Luckily it was just the neck, even though I’d enjoy more if she moved upwards. It wasn’t good to take advantage of a girl who might be sacrificing just for her job. So, I realised I need to work harder to turn myself more bastard.
Severe recurrence came about my mind again. It was just my dream to get a kiss before my death during my secondary school days. I could sense how silly I was. A guy who could sweet talk fluently could easily get that from different girls and I was the fool trying to give my best sincerely and devotedly, sounding so uninteresting to gain any sympathy.
It was my promise to myself that I wouldn’t take alcohol anymore; even during parties or celebration, when my friends or mum offered me, I’d been disciplining myself well. I wasn’t a good drinker in the first place.
My first burp instigated some puke into my mouth. I threw up inside the toilet and thought it was over already. I didn’t drink anymore and we started playing Daidee. It was difficult to pick the cards up when my whole body was so numb and the bottle, jugs and glasses were blocking my view. I won a few games and stopped when my head got heavier.
After some rest, the sudden vomiting stink the place. My jeans were disgustingly decorated and I couldn’t walk out helplessly. Being supported out of the pub, I puked near the door immediately and then moved farther down to give another hellish shot on the ground, throwing up almost all my dinner. I could even see the black small seeds of the Dragon food I took before I left my house.
I gave off the last one, feeling so uncomfortable that as if I almost threw my lungs out as well. I kneeled down there with my hands, face, nose, pouch and shirt in a mess, and of course my jeans were the most pitiful one.
It was this cruel fact of life, that no matter how drunk I was, my mind was still functioning properly, which seemed like stabbing me so hard. Drinking was certainly not a good way to escape problems, because when you got so bad smell all over, suffering, looking worst than a stray dog, the sadness was still there.
I went back into the toilet to clean myself up. I had to take off my jeans to wash using the flush. It took so long to clear almost all the undigested stuffs away. The worst thing was to have an attendant inside the toilet to make me feel so awkward. He asked me the obvious question after I went in the second time and I smiled to him in my unpleasantness.
I got back to the seat, which was cleaned up already, except for the floor still having the obscene stuffs. I’d lost my sense of smell in my gruesome body. There were smells of puke, alcohol, as well as smoke. I began to shiver immediately.
I walked out from the pub, to farther down the road, where I sat there to rest. Andy came out soon but went in again to leave me alone. That was where I observed the night life.
Some people were supported out to puke, and even though they couldn’t even walk properly, they could hold it better than me and not do it inside the pub. Around a quarter of the girls I saw are gorgeous looking, half were average and the remaining was just slightly poor graded.
Was that the kind of life I should be seeking for?

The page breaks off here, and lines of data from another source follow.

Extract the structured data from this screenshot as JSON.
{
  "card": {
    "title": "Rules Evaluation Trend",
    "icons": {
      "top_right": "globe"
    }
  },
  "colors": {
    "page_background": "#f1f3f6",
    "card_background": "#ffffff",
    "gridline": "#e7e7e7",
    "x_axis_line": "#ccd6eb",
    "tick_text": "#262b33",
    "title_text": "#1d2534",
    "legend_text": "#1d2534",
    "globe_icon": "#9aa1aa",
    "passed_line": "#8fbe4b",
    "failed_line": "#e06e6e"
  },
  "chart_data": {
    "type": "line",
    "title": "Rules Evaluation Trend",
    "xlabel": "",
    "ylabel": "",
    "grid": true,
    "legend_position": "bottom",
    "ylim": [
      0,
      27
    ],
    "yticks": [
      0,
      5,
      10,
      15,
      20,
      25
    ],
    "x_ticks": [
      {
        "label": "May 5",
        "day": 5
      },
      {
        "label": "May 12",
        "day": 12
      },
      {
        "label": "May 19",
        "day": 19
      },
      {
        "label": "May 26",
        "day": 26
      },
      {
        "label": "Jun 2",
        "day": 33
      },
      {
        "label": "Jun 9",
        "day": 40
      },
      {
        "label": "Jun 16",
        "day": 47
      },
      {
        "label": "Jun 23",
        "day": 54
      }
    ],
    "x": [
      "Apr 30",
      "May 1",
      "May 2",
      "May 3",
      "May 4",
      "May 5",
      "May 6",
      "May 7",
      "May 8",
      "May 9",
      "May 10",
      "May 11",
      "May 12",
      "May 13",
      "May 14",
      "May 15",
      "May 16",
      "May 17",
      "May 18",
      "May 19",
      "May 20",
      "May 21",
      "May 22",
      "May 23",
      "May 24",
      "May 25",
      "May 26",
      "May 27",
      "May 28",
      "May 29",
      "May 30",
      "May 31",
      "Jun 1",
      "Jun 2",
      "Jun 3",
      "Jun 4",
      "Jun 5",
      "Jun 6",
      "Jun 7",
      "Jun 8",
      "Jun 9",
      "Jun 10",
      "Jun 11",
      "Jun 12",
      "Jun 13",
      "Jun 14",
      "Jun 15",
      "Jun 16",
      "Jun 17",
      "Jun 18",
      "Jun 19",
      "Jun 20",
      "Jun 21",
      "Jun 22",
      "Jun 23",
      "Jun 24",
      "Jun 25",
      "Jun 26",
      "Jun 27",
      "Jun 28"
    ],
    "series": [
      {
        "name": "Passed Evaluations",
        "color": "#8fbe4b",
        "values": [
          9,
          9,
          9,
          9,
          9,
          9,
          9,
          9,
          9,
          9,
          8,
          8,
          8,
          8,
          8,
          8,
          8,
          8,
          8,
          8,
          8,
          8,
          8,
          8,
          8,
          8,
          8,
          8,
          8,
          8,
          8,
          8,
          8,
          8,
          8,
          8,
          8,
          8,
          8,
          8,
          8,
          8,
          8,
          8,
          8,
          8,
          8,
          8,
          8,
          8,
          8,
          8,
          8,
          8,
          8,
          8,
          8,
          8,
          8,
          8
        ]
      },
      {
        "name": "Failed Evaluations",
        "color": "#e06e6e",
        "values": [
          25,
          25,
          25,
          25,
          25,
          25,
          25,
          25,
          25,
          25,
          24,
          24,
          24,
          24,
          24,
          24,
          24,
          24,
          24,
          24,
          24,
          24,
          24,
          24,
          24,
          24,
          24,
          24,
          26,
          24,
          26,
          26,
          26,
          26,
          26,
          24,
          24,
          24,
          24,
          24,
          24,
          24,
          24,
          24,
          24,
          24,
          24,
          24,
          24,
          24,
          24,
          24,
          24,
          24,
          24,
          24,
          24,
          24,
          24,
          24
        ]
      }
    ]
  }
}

Since the world was wide and there were so many pretty girls around, why should I make myself suffer all these years? Since the holy and innocent looking girls often turned out to be bitches, why should I resume my ways of judging people?
My teeth were shivering the whole morning. I had my last puke just besides me, a little portion, but that didn’t make me feel comfortable enough.
At least I knew who the ones who were nice to me were. Four was a company.